The company’s May 1 report to the PUC states that 82 out of the 144 tees inspected by the company in Waterville, Fairfield and Madison – about 57 percent – failed a visual inspection. Most of the tees were replaced within two days, but 21 were still waiting to be replaced as of Friday.

The company “initially targeted the electrofusion tees with the greatest likelihood of needing replacement,” said Summit spokeswoman Tammy Poissonnier in an interview Monday.

“We went to the ones we felt would fail first,” she said.

A visual inspection involves digging up a section of gas line and checking to see if the pipe was prepared according to specified procedures before the tee was installed. If the equipment fails the visual test, the company turns off gas service to the connected customer as the tee is replaced, a process that can take up to 12 hours.

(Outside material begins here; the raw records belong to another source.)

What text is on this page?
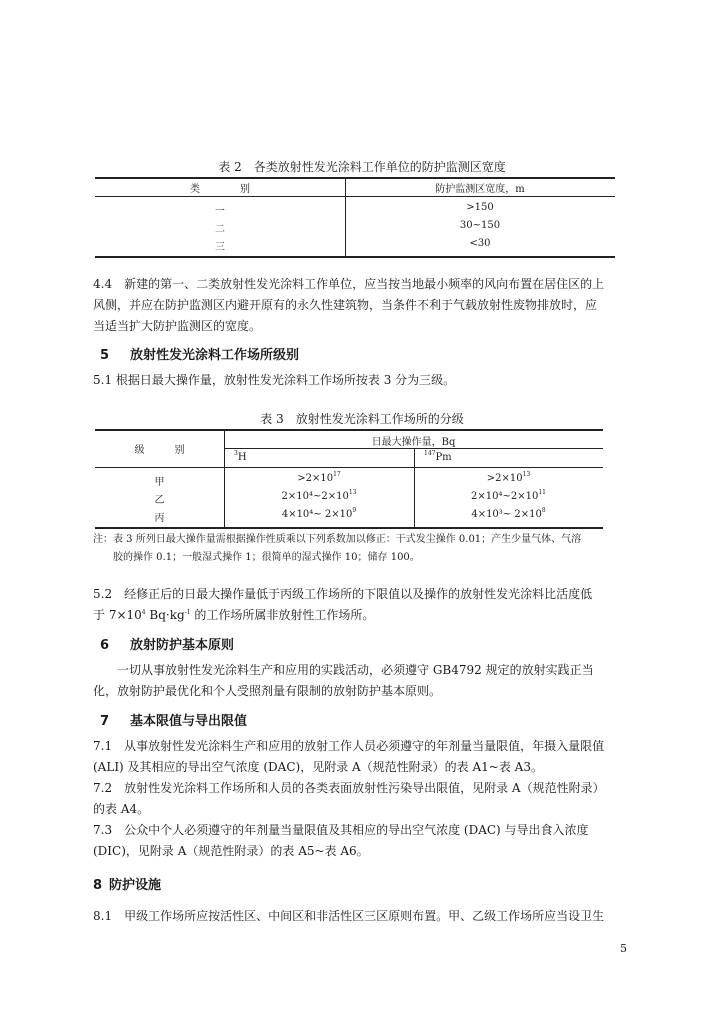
表 2　各类放射性发光涂料工作单位的防护监测区宽度
类　　　　别	防护监测区宽度，m
一	>150
二	30~150
三	<30
4.4　新建的第一、二类放射性发光涂料工作单位，应当按当地最小频率的风向布置在居住区的上
风侧，并应在防护监测区内避开原有的永久性建筑物，当条件不利于气载放射性废物排放时，应
当适当扩大防护监测区的宽度。
5 放射性发光涂料工作场所级别
5.1 根据日最大操作量，放射性发光涂料工作场所按表 3 分为三级。
表 3　放射性发光涂料工作场所的分级
级　　　别
日最大操作量，Bq
$^3$H	$^{147}$Pm
甲	$>2\times 10^{17}$	$>2\times 10^{13}$
乙	$2\times 10^4\sim 2\times 10^{13}$	$2\times 10^4\sim 2\times 10^{11}$
丙	4×10⁴~ $2\times 10^9$	4×10³~ $2\times 10^8$
注：表 3 所列日最大操作量需根据操作性质乘以下列系数加以修正：干式发尘操作 0.01；产生少量气体、气溶
胶的操作 0.1；一般湿式操作 1；很简单的湿式操作 10；储存 100。
5.2　经修正后的日最大操作量低于丙级工作场所的下限值以及操作的放射性发光涂料比活度低
于 $7\times 10^4$ $Bq\cdot kg^{-1}$ 的工作场所属非放射性工作场所。
6 放射防护基本原则
　　一切从事放射性发光涂料生产和应用的实践活动，必须遵守 GB4792 规定的放射实践正当
化，放射防护最优化和个人受照剂量有限制的放射防护基本原则。
7 基本限值与导出限值
7.1　从事放射性发光涂料生产和应用的放射工作人员必须遵守的年剂量当量限值，年摄入量限值
(ALI) 及其相应的导出空气浓度 (DAC)，见附录 A（规范性附录）的表 A1~表 A3。
7.2　放射性发光涂料工作场所和人员的各类表面放射性污染导出限值，见附录 A（规范性附录）
的表 A4。
7.3　公众中个人必须遵守的年剂量当量限值及其相应的导出空气浓度 (DAC) 与导出食入浓度
(DIC)，见附录 A（规范性附录）的表 A5~表 A6。
8 防护设施
8.1　甲级工作场所应按活性区、中间区和非活性区三区原则布置。甲、乙级工作场所应当设卫生
5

Summit intends to inspect 434 tees installed in the three communities over the next few months. Large commercial customers, such as Huhtamaki, a paper products company straddling the Waterville-Fairfield line, will not be affected by the inspections because they hook up to the main line using a different type of equipment, Poissonnier said. Not every tee inspected is connected to an active gas customer, she said.

Incorrectly installed tees have resulted in one gas leak since November. The company tests its lines every 75 days to check for leaks, the spokeswoman said.

The company expects to complete all replacements by the beginning of August, according to Poissonnier.

Summit is no longer working with the contractor that installed the tees being inspected, CCB Inc. of Westbrook, and Poissonnier would not discuss further issues with the contractor or answer whether litigation was planned.

“Due to ongoing legal and regulatory discussions, we cannot elaborate in any more detail regarding the contractor involved with this work,” Poissonnier said.

CCB did not respond to a voicemail left Monday afternoon.

The failed tee installations come after other issues with Summit’s performance on the gas-line installation project.

In December, the company agreed to pay a $25,000 fine to resolve charges that it used unqualified contractors and then falsified a test to make it look like the workforce had the correct certification.